Will Self revendique la satire. Dans la lignée d’autres grands anglais, tels Swift, Huxley ou Orwell, il démonte les moeurs et les tics de ses contemporains, avec une férocité qui, quoi qu’il en dise, a fait sa réputation. « On m’a beaucoup reproché mon soi-disant cynisme envers mes personnages », avertit l’auteur-chimpanzé en préface. « Nombre de critiques m’ont sauté sur le poil en criant que je traitais mes personnages avec un mépris diabolique, que je les accablais d’infortune et les noircissais à plaisir. Dans Les Grands singes, j’ai paré d’avance (…) à ces objections idiotes, qui ne peuvent s’expliquer que par une incompréhension chronique de la signification et du propos de la satire : j’ai fait de mon personnage un humain ! »
Par un tour de passe-passe un peu simpliste, les personnages du roman de Will Self sont donc des chimpanzés. A peu de choses près, la société « chimpaine » est organisée identiquement à la nôtre : même organisation politique, même système médiatique, mêmes connaissances scientifiques. Ce sont les rapports sociaux qui diffèrent : les signes remplacent la parole, le sexe et la force tiennent une place déterminante, et Londres, « peuplée de nabots affairés », est réduite aux deux tiers. Les humains, quant à eux, sont des animaux sauvages que l’on ne rencontre qu’au zoo. Et c’est dans ce monde-là, qu’après une nuit de débauche le peintre Simon Dykes se réveille, persuadé d’être un humain. Le grand singe Zack Busner, psychanalyste dont la renommée n’est plus à faire, va tenter de guérir Simon de son invraisemblable névrose.

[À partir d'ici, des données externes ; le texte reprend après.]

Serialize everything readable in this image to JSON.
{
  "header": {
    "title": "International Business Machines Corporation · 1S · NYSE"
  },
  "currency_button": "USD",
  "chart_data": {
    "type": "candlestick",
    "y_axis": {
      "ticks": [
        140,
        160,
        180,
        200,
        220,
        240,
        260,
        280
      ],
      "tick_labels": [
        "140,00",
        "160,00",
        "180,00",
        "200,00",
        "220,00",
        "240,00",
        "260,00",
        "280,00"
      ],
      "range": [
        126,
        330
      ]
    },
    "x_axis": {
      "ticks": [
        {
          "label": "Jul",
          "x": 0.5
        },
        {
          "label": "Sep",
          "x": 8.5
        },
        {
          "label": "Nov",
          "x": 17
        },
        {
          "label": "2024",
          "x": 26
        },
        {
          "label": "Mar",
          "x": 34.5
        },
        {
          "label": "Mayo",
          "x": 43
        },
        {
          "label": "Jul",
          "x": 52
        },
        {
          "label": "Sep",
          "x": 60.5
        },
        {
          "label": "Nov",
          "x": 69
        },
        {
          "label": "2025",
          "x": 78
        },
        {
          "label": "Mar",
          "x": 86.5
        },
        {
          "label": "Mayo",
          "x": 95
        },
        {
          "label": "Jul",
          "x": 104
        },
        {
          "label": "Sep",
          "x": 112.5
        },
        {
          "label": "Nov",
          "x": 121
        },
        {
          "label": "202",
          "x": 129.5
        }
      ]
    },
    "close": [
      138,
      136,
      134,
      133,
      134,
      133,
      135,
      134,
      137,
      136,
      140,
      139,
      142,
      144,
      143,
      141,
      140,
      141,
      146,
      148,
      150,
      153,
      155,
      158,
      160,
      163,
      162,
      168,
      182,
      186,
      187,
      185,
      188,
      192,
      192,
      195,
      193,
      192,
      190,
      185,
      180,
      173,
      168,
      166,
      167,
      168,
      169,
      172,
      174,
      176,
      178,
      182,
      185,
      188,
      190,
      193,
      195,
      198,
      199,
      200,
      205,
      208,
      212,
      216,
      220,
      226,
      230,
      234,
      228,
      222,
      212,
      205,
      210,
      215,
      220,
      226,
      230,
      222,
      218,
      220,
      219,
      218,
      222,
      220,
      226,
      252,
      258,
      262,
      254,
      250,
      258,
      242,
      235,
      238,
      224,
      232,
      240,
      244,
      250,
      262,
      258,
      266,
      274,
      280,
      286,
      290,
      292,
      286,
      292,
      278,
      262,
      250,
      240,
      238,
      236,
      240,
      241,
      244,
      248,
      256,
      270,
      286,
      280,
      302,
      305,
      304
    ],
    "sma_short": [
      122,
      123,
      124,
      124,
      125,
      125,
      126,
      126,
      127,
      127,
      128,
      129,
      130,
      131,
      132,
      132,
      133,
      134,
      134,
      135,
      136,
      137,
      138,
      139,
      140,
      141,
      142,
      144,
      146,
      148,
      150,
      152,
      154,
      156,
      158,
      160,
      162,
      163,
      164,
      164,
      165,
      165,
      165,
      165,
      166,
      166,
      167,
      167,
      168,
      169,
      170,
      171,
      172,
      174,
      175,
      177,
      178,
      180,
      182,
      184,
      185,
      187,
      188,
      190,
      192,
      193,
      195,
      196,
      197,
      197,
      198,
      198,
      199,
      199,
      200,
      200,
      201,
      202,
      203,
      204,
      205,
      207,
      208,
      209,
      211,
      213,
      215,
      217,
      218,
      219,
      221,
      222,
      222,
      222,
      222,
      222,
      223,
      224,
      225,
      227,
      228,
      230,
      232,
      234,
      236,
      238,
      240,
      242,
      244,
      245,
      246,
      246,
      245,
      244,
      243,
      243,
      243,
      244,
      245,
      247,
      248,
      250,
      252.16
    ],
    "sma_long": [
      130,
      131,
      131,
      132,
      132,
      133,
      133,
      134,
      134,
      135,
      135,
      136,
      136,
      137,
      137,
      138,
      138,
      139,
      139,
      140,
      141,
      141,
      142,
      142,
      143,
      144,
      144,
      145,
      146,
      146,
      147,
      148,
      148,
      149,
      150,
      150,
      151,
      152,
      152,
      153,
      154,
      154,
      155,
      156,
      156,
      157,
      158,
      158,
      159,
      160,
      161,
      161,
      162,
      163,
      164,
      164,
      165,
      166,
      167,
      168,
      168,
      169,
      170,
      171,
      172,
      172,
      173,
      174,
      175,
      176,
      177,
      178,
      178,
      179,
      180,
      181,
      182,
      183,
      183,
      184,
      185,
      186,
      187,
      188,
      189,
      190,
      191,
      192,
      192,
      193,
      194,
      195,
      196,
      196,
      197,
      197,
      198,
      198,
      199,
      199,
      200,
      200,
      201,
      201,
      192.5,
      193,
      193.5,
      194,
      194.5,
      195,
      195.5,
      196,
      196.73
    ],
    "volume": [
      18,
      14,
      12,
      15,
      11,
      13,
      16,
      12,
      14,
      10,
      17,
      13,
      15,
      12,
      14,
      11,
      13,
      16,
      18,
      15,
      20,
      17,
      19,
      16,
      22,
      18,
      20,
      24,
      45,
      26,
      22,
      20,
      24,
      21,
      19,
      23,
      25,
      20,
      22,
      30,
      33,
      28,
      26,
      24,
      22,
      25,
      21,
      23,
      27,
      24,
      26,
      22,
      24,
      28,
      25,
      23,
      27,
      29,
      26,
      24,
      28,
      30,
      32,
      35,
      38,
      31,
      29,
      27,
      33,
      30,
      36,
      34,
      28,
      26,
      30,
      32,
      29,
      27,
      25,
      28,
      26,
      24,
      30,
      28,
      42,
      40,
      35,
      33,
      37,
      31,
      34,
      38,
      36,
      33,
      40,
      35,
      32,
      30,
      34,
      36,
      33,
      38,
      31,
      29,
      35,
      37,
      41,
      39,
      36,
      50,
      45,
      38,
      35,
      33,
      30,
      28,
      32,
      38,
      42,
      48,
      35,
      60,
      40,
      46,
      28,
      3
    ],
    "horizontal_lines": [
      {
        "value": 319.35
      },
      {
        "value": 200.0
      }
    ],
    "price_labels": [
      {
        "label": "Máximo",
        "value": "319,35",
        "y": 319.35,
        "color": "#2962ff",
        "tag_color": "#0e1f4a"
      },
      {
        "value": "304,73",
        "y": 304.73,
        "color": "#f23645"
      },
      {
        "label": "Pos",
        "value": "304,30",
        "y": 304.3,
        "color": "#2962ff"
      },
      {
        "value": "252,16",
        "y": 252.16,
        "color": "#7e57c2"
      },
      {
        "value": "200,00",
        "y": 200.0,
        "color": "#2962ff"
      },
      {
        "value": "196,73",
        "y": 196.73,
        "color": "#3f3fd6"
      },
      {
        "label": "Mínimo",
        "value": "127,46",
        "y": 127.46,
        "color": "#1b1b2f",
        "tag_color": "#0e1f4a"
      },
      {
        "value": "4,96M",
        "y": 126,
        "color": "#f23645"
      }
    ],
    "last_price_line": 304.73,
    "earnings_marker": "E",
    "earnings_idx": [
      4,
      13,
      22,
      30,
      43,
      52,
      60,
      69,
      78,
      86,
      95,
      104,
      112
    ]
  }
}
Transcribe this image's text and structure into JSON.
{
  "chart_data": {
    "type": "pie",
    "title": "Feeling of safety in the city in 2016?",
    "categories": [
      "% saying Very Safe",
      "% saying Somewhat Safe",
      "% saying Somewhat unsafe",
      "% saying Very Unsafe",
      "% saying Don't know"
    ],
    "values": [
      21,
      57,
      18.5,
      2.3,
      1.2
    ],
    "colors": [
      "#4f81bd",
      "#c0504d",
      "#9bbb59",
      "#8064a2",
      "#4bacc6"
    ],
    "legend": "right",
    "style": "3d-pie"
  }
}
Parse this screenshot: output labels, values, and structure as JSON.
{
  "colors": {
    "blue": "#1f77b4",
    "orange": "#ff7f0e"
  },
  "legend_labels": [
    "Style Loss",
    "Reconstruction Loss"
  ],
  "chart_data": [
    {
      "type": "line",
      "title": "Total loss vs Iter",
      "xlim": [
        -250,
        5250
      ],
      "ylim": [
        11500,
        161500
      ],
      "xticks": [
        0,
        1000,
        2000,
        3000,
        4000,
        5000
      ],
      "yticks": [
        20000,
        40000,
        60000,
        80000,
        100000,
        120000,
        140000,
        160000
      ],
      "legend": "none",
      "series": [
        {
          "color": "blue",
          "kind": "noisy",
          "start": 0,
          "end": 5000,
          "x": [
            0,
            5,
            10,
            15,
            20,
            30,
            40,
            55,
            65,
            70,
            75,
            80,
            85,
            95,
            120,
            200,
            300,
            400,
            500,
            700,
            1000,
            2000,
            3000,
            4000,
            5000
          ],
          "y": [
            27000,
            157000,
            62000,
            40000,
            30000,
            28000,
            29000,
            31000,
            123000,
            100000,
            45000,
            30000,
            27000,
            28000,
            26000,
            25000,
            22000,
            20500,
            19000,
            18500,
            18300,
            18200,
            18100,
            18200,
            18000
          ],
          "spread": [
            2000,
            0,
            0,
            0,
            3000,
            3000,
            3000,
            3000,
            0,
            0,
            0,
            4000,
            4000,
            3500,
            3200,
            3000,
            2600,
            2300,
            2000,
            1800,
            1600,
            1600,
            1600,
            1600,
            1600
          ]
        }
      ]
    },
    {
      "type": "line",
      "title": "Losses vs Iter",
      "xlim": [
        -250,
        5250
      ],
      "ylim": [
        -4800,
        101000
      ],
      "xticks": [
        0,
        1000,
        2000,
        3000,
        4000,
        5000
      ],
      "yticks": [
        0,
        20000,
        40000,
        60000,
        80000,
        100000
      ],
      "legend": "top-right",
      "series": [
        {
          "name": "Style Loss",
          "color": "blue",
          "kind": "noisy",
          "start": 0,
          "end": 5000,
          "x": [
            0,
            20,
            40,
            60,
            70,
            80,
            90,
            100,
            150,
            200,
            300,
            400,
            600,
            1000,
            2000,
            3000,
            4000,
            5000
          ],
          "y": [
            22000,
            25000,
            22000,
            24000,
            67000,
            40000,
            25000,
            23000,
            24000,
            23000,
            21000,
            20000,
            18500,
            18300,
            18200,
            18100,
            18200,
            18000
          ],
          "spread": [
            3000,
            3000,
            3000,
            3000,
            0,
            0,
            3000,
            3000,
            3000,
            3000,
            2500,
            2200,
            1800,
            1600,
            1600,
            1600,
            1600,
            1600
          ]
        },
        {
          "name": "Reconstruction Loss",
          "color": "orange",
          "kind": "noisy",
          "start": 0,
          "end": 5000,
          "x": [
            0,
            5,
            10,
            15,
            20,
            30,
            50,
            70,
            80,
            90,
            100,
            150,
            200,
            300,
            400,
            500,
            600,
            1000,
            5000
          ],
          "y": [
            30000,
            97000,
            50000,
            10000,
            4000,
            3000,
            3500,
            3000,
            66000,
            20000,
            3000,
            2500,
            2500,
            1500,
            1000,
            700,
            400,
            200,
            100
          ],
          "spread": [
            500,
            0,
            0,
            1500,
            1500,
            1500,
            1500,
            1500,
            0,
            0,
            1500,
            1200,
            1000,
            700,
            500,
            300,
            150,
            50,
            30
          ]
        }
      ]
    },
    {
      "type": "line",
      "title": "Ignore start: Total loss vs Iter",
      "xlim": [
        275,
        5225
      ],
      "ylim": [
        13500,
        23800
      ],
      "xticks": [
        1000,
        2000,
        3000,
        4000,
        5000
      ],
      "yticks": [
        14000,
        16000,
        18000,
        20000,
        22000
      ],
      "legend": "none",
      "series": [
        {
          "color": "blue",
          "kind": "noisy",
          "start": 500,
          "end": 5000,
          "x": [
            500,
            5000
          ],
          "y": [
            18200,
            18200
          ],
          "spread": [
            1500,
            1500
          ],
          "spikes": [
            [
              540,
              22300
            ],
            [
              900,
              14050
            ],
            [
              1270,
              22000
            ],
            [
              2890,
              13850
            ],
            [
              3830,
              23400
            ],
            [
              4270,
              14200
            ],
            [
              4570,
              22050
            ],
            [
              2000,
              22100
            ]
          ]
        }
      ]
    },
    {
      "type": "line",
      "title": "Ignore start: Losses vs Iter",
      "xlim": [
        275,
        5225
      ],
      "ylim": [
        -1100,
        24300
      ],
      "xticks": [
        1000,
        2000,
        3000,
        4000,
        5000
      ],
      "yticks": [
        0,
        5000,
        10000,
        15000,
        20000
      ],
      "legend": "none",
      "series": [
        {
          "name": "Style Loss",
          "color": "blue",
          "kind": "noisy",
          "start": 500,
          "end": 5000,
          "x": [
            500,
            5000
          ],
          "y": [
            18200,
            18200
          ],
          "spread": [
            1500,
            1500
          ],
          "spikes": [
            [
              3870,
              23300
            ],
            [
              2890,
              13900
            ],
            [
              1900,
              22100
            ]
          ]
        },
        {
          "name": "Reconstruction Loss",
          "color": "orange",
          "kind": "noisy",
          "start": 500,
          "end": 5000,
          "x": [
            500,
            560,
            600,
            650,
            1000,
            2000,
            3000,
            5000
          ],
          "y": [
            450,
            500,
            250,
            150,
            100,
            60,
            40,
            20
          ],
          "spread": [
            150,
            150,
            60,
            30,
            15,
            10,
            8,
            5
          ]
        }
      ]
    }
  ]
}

Si les sarcasmes et les finesses des grands satiristes résultent à la fois d’un contexte historique (censure, guerre) mais aussi et surtout d’un besoin de dire, par-delà la satire, la vision d’une société qu’ils souhaiteraient meilleure, il n’y a semble-t-il rien de tel dans le livre de Will Self. L’abondance des détails scatologiques ne sauve pas une histoire pauvre, peu soignée et sans grande signification philosophique. On peut certes comprendre que Will Self s’en prenne à un microcosme essoufflé où critiques d’art, artistes et médecins, à la manière des singes, n’en peuvent plus de se renifler mutuellement le derrière. Mais en l’occurrence c’est par ceux qu’elle s’évertue à singer que la satire aurait sans doute été la mieux servie : par les humains eux-mêmes.